2018年12月17日 (月) 15:25時点における版

 『観経』に説かれている三心の、至誠心深心回向発願心(ひるがえ)して、『大経』第十八願の、至心信楽欲生三信心をうることを、三心即一の一心 (真実信心) をうるという。(唯文 P.714)

「若少一心」といふは、「若」はもしといふ、ごとしといふ、「少」はかくるといふ、すくなしといふ。一心かけぬれば生れずといふなり。
一心かくるといふは信心のかくるなり、信心かくといふは、本願真実の三信心のかくるなり。
『観経』の三心をえてのちに、〔それを翻して〕『大経』の三信心をうるを一心をうるとは申すなり。このゆゑに『大経』の三信心をえざるをば一心かくると申すなり。この一心かけぬれば真の報土に生れずといふなり。
『観経』の三心は定散二機の心なり、定散二善回して、『大経』の三信をえんとねがふ方便の深心と至誠心としるべし。(唯文 P.714)

と、〔それを翻して〕の文を略して云われたのであろう。
善導大師の当面では「もし一心かけぬれば」の「一心」は『観経』の至上心・深心・回向発願心のうちの一心がかけることであるが、御開山は『大経』の三心即一の信楽(信心)である一心がかけることであるとされた。
法然聖人は、ご自身の回心の体験(*) から偏依善導といわれ、主として『観経疏』の説に拠られ浄土教を開顕された。それに対して、御開山は『大経』と法然聖人が所依の論として挙げられた『浄土論』、その注釈書である『論註』によって法然聖人の真意を洞察されたのであった。そして阿弥陀仏の本願を説く『大経』を真実の経とし、第十八願の、至心・信楽・欲生の三信(三心)を根拠とし詳細に展開されたのである。
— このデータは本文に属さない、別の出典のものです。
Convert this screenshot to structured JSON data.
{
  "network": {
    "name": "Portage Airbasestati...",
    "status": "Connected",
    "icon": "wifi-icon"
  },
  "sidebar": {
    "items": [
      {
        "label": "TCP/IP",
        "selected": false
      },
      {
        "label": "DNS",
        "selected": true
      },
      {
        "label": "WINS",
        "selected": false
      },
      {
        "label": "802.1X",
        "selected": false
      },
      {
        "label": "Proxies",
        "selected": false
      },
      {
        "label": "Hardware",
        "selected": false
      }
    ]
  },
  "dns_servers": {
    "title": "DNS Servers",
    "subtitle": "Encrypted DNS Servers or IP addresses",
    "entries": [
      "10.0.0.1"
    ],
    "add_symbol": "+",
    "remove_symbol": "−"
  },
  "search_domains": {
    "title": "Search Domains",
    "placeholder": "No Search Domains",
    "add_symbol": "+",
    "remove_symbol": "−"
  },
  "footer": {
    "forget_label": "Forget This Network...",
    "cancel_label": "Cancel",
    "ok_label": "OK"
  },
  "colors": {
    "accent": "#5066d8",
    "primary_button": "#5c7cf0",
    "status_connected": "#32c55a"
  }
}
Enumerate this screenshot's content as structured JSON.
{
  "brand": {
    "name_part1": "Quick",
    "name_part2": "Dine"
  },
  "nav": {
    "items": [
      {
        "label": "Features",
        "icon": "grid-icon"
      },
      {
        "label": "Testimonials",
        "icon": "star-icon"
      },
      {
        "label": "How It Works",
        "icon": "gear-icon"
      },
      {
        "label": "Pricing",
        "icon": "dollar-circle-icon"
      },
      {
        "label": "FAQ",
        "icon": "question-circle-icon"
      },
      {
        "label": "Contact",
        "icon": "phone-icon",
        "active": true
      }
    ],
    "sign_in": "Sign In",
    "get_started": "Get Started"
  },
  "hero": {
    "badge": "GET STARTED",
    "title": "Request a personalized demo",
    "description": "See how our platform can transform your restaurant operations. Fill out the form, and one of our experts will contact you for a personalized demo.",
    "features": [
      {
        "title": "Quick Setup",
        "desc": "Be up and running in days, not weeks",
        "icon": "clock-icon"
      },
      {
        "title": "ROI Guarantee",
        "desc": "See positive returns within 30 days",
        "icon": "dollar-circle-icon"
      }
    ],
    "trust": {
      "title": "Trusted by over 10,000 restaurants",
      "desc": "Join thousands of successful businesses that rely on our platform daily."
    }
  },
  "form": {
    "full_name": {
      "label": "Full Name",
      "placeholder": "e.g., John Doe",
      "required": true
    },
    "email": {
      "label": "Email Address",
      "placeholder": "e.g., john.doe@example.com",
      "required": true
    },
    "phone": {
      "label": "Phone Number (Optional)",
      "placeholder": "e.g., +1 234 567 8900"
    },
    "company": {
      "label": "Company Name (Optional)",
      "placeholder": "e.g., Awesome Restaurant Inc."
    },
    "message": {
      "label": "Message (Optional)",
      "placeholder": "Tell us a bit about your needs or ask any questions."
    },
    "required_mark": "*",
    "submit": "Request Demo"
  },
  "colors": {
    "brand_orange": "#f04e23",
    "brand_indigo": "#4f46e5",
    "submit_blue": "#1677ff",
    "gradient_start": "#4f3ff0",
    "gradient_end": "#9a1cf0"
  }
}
『観経』の三心から『大経』の三心への指示が「『観経』の三心をえてのちに、『大経』の三信心をうるを一心をうるとは申すなり」の釈であろう。それが三心結釈として、

まことに知んぬ、至心・信楽・欲生、その(ことば)異なりといへども、その(こころ)これ一つなり。なにをもつてのゆゑに、三心すでに疑蓋雑はることなし、ゆゑに真実の一心なり。(信巻 P.245)

と、疑蓋無雑の『浄土論』の「世尊我一心」の一心であった。

広く三経の光沢を蒙りて、ことに一心の華文を開く。しばらく疑問を至してつひに明証を出す。(信巻 P.209)

とある本願力回向華のような一心であったのである。